Sem oba-oba – Rangel puxa mais uma vez pela memória para falar de outra palestra, também na Unicamp, na qual um filósofo transmitiu noções de ética aos futuros agentes comunitários. “Foi uma discussão muito madura, muito consciente. A reação dos alunos foi típica de pessoas ávidas pelo conhecimento”, relata o professor, para quem encontros como esses derrubam a teoria de que não é possível transmitir o conhecimento científico para pessoas comuns. “A universidade pode transformar os benefícios da ciência e da tecnologia em instrumentos de mudança, além de desmistificar aspectos da linguagem ao buscar palavras mais próximas da realidade das pessoas”.

Uma aproximação que dispensa as armadilhas do paternalismo, do assistencialismo e do oba-oba, conforme prega a linha de ação do IPES, cujo ideário deixa claro que dar coisas ou proporcionar situações é uma estratégia equivocada. “Não fazemos filantropia no sentido clássico, mas criamos meios e estímulos para que eles busquem alternativas. À medida que os agentes adquirem autonomia, a gente tem que se afastar”, prega Rangel. O professor vê uma relação de troca nesse contato com as comunidades.
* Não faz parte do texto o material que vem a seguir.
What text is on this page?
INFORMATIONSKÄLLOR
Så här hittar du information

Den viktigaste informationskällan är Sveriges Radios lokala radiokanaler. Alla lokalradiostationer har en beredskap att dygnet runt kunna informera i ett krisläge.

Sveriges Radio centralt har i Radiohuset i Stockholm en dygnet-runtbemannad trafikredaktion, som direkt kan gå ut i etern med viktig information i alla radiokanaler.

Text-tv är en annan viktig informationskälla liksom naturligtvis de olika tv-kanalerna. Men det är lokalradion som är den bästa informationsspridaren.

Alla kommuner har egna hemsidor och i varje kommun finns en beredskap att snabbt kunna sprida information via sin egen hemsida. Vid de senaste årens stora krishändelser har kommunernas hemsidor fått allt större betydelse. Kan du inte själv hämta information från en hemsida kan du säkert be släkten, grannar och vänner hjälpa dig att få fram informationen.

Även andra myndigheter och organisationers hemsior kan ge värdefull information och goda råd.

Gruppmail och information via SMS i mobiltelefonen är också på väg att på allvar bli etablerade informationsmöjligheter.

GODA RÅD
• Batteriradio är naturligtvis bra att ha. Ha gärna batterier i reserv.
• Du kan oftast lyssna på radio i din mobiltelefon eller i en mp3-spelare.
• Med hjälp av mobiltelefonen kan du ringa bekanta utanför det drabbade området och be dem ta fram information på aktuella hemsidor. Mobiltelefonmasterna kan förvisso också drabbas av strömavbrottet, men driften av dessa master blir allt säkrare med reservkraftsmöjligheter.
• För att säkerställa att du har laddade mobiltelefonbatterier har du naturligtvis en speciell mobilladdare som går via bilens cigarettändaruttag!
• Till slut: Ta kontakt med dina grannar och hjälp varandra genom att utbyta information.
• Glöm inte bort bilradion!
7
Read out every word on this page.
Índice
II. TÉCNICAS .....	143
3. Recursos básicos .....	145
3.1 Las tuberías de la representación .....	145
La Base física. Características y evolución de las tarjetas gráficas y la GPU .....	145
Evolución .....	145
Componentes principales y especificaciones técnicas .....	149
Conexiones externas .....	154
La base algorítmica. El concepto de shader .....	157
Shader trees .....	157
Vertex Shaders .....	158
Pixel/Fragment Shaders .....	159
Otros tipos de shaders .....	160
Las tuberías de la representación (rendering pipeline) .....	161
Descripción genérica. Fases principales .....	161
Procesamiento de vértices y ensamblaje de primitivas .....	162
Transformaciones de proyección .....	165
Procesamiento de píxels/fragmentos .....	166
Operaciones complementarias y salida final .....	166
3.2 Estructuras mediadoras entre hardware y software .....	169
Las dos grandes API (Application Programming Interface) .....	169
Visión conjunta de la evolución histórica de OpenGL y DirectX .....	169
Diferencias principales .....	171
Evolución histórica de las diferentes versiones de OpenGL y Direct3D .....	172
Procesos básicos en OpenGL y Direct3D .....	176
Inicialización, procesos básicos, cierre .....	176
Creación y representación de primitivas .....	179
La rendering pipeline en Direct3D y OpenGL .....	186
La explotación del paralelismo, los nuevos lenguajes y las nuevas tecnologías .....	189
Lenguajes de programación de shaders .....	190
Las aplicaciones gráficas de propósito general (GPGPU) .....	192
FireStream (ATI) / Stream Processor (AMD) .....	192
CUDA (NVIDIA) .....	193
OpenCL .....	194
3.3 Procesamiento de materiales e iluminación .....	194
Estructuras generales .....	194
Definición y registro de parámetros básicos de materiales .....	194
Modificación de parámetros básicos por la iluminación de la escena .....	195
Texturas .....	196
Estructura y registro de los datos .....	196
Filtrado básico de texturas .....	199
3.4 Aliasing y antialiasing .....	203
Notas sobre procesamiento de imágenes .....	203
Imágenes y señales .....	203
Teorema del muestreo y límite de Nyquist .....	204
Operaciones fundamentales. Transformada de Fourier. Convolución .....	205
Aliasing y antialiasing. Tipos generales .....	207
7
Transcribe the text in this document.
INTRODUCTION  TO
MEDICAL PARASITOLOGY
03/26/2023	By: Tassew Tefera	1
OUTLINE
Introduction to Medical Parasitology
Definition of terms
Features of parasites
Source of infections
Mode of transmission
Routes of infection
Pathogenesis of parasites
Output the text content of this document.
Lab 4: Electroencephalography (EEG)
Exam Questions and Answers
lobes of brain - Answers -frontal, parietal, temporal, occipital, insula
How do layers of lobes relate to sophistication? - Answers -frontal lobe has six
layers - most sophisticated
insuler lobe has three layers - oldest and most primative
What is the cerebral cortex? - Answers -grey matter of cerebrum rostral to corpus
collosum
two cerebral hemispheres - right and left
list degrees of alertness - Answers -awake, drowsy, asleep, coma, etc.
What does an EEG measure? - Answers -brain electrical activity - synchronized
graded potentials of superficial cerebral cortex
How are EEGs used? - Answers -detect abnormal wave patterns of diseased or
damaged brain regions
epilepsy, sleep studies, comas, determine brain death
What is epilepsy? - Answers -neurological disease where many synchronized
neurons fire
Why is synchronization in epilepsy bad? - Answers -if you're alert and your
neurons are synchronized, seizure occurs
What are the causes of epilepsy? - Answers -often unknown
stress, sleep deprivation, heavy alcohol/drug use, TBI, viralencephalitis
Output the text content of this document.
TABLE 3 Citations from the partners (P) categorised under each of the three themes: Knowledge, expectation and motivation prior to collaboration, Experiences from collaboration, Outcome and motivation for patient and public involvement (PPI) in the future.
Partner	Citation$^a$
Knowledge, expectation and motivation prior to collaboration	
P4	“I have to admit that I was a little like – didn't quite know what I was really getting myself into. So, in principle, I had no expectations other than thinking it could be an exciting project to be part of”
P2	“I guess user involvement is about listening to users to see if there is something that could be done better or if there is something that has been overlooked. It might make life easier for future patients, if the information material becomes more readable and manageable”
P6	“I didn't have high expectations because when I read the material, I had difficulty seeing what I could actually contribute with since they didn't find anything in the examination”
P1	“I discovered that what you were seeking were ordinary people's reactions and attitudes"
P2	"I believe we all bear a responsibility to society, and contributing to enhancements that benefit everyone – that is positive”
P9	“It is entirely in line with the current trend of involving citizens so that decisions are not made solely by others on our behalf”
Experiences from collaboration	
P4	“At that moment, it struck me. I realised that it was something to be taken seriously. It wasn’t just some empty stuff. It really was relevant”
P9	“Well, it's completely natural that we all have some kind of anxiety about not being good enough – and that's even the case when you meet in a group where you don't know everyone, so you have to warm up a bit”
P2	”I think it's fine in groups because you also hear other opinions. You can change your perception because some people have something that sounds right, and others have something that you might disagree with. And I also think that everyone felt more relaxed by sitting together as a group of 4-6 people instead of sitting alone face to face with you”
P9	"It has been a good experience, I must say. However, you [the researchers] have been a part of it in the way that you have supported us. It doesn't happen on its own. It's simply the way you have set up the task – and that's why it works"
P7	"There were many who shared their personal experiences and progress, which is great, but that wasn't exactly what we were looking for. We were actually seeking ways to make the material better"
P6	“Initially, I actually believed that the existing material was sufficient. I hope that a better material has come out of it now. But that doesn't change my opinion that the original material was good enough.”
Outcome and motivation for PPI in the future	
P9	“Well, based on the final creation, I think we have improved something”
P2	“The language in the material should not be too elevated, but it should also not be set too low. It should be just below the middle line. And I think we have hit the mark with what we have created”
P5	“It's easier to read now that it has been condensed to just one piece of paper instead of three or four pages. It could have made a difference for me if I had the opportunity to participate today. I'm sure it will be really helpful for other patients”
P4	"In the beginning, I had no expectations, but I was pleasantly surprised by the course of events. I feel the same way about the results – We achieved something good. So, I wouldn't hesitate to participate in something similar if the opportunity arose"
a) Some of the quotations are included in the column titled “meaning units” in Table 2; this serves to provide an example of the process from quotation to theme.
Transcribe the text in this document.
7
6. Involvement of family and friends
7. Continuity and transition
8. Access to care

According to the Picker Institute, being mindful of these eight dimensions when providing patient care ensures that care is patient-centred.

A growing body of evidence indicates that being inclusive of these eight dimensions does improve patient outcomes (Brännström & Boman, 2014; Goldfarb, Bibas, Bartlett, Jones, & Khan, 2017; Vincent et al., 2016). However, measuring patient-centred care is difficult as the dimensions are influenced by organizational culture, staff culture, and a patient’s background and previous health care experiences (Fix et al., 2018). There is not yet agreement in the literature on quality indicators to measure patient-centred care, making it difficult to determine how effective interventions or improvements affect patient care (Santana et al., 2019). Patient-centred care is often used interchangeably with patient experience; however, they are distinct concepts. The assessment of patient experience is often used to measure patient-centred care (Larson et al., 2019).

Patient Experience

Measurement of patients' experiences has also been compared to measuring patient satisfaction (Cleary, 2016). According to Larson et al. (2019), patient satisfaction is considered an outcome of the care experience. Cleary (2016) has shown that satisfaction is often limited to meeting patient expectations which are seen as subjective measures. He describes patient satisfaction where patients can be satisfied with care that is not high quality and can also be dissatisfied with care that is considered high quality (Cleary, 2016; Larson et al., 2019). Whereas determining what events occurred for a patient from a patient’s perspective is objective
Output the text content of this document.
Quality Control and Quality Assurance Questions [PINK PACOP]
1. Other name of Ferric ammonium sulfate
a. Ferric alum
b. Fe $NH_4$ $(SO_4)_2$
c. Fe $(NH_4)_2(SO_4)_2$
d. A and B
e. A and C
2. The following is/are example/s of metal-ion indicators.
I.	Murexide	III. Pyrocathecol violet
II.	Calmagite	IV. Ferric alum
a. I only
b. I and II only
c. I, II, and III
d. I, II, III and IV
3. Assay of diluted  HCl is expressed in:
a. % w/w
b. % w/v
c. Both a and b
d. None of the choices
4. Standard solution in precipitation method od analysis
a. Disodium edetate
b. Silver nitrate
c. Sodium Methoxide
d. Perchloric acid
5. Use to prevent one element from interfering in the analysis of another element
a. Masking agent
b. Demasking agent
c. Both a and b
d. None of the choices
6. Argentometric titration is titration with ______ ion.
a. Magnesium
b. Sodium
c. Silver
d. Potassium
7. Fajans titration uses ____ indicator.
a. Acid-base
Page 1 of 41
Revela que está aprendendo muitas coisas, sobretudo nas áreas do ensino e da assistência médica, que, em sua opinião, deveriam passar por modificações estruturais. “Seriam mudanças simples, mas, que uma vez implantadas, revolucionariam a maneira de ver e de fazer as coisas”.

Rangel usa como exemplo o Centro de Saúde do Jardim São Marcos, para ele bem equipado e com pessoal de “excelente qualidade profissional”. Na opinião do presidente do IPES, a população não se sente assistida por haver um problema de comunicação, no qual predomina uma visão distorcida do papel da medicina – tanto da parte da comunidade como da dos profissionais. Entraria em ação, nesse quadro, o agente comunitário, cuja tarefa seria sobretudo educativa. “Ele deve promover um diálogo no sentido de se estabelecer uma política de saúde preventiva, cadastrando a população, conhecendo sua realidade e traçando uma política a ser desenvolvida pelos profissionais do centro de saúde”, receita Rangel. Segundo o professor, trabalhos dirigidos à saúde da família têm dado excelentes resultados sem que haja a necessidade de gastos desnecessários ou de mandar o paciente de um especialista para outro, sem um diagnóstico fechado.

Atuação ampliada – O IPES, que conta hoje com aproximadamente 40 integrantes, pretende estender o campo de atuação para as áreas de educação e cultura, por meio de parcerias e de ações que vão ser orientadas por um núcleo de trabalho transdisciplinar, envolvendo docentes, alunos e agentes comunitários. Rangel sente que cresce o interesse da universidade pelo trabalho na periferia, embora saiba os limites de sua influência, assim com a do instituto que preside. “Podemos dizer com segurança que muitas das causas e dos efeitos dos problemas sociais, inclusive a violência, fogem à nossa ação, pois dependem de estruturas econômicas que demandam um trabalho que não pode ficar restrito aos níveis local e nacional”.

O professor, porém, vai seguir, com seus parceiros, na busca de alternativas aos modelos existentes, mais ainda no terreno da economia solidária. Rangel entende que o cooperativismo, o microcrédito e o imposto sobre capitais especulativos atenuariam os efeitos das diferenças sociais, que conheceu ainda menino. Que cresceu, correu o mundo, ficou na “redoma”, mas não deixou de ouvir os ecos da sociedade.